Join the Watson Institute for a discussion of Ieva Jusionyte’s new book, Exit Wounds: How America’s Guns Fuel Violence across the Border. She will be joined by panelists Peter Andreas, John Hay Professor of International Studies and Political Science, Brown University; Ana Villarreal, Assistant Professor of Sociology, Boston University; and Rosalva Aída Hernández Castillo, Professor of Anthropology, CIESAS Mexico City. Moderated by Neil Safier, Director of the Center for Latin American and Caribbean Studies, Brown University.

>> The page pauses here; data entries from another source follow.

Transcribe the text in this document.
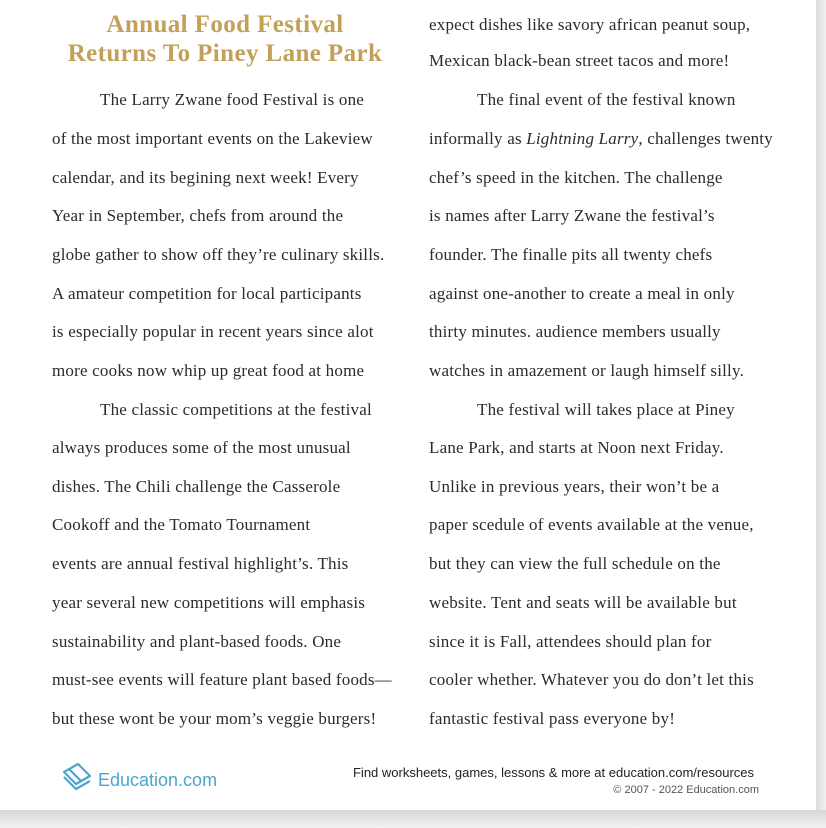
Annual Food Festival
Returns To Piney Lane Park
The Larry Zwane food Festival is one
of the most important events on the Lakeview
calendar, and its begining next week! Every
Year in September, chefs from around the
globe gather to show off they’re culinary skills.
A amateur competition for local participants
is especially popular in recent years since alot
more cooks now whip up great food at home
The classic competitions at the festival
always produces some of the most unusual
dishes. The Chili challenge the Casserole
Cookoff and the Tomato Tournament
events are annual festival highlight’s. This
year several new competitions will emphasis
sustainability and plant-based foods. One
must-see events will feature plant based foods—
but these wont be your mom’s veggie burgers!
expect dishes like savory african peanut soup,
Mexican black-bean street tacos and more!
The final event of the festival known
informally as Lightning Larry, challenges twenty
chef’s speed in the kitchen. The challenge
is names after Larry Zwane the festival’s
founder. The finalle pits all twenty chefs
against one-another to create a meal in only
thirty minutes. audience members usually
watches in amazement or laugh himself silly.
The festival will takes place at Piney
Lane Park, and starts at Noon next Friday.
Unlike in previous years, their won’t be a
paper scedule of events available at the venue,
but they can view the full schedule on the
website. Tent and seats will be available but
since it is Fall, attendees should plan for
cooler whether. Whatever you do don’t let this
fantastic festival pass everyone by!
Education.com	Find worksheets, games, lessons & more at education.com/resources
© 2007 - 2022 Education.com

Ieva Jusionyte is the Watson Family University Associate Professor of International Security and Anthropology at Brown University. Dr. Jusionyte’s scholarship explores the conceptual and material relationship between the state and various forms of violence. She uses ethnography as a method and a form of storytelling to examine the narratives, aesthetics, and practices that underlie security.

About the Book
American guns have entangled the lives of people on both sides of the US-Mexico border in a vicious circle of violence. After treating wounded migrants and refugees seeking safety in the United States, anthropologist Ieva Jusionyte boldly embarked on a journey in the opposite direction—following the guns from dealers in Arizona and Texas to crime scenes in Mexico.

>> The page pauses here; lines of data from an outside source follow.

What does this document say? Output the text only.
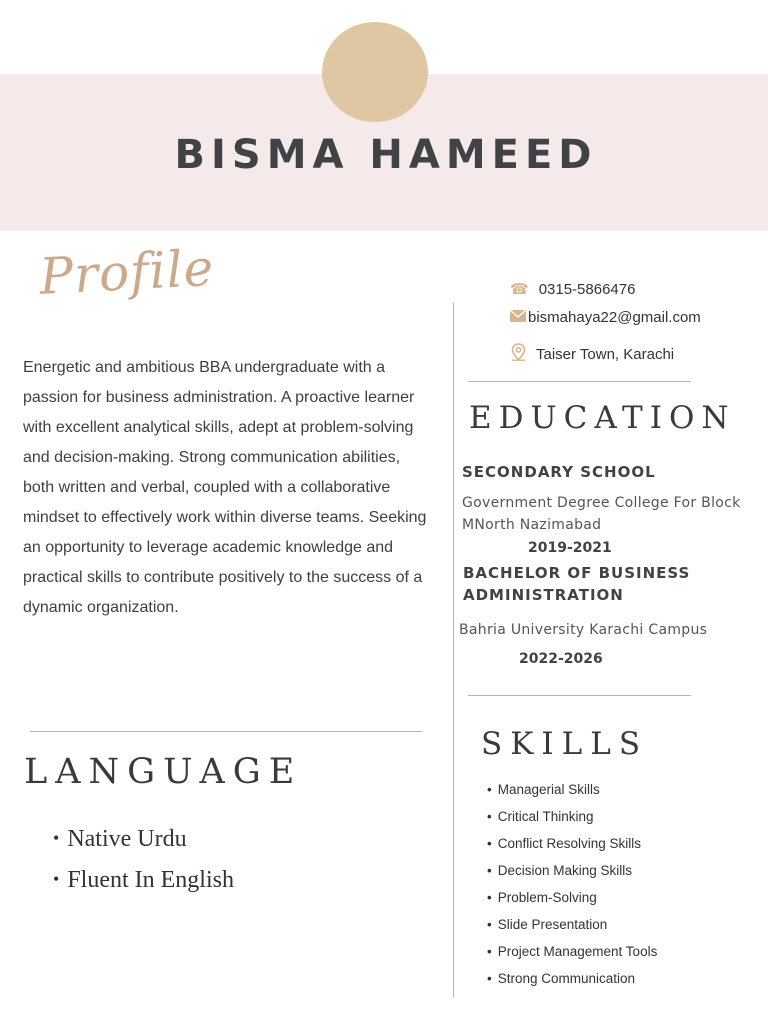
BISMA HAMEED
Profile
Energetic and ambitious BBA undergraduate with a passion for business administration. A proactive learner with excellent analytical skills, adept at problem-solving and decision-making. Strong communication abilities, both written and verbal, coupled with a collaborative mindset to effectively work within diverse teams. Seeking an opportunity to leverage academic knowledge and practical skills to contribute positively to the success of a dynamic organization.
LANGUAGE
• Native Urdu
• Fluent In English
☎ 0315-5866476
bismahaya22@gmail.com
Taiser Town, Karachi
EDUCATION
SECONDARY SCHOOL
Government Degree College For Block MNorth Nazimabad
2019-2021
BACHELOR OF BUSINESS ADMINISTRATION
Bahria University Karachi Campus
2022-2026
SKILLS
• Managerial Skills
• Critical Thinking
• Conflict Resolving Skills
• Decision Making Skills
• Problem-Solving
• Slide Presentation
• Project Management Tools
• Strong Communication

An expert work of narrative nonfiction, Exit Wounds provides a rare, intimate look into the world of firearms trafficking and urges us to understand the effects of lax US gun laws abroad. Jusionyte masterfully weaves together the gripping stories of people who live and work with guns north and south of the border: a Mexican businessman who smuggles guns for protection, a teenage girl turned trained assassin, two US federal agents trying to stop gun traffickers, and a journalist who risks his life to report on organized crime. Based on years of fieldwork, Exit Wounds expands current debates about guns in America, grappling with US complicity in violence on both sides of the border.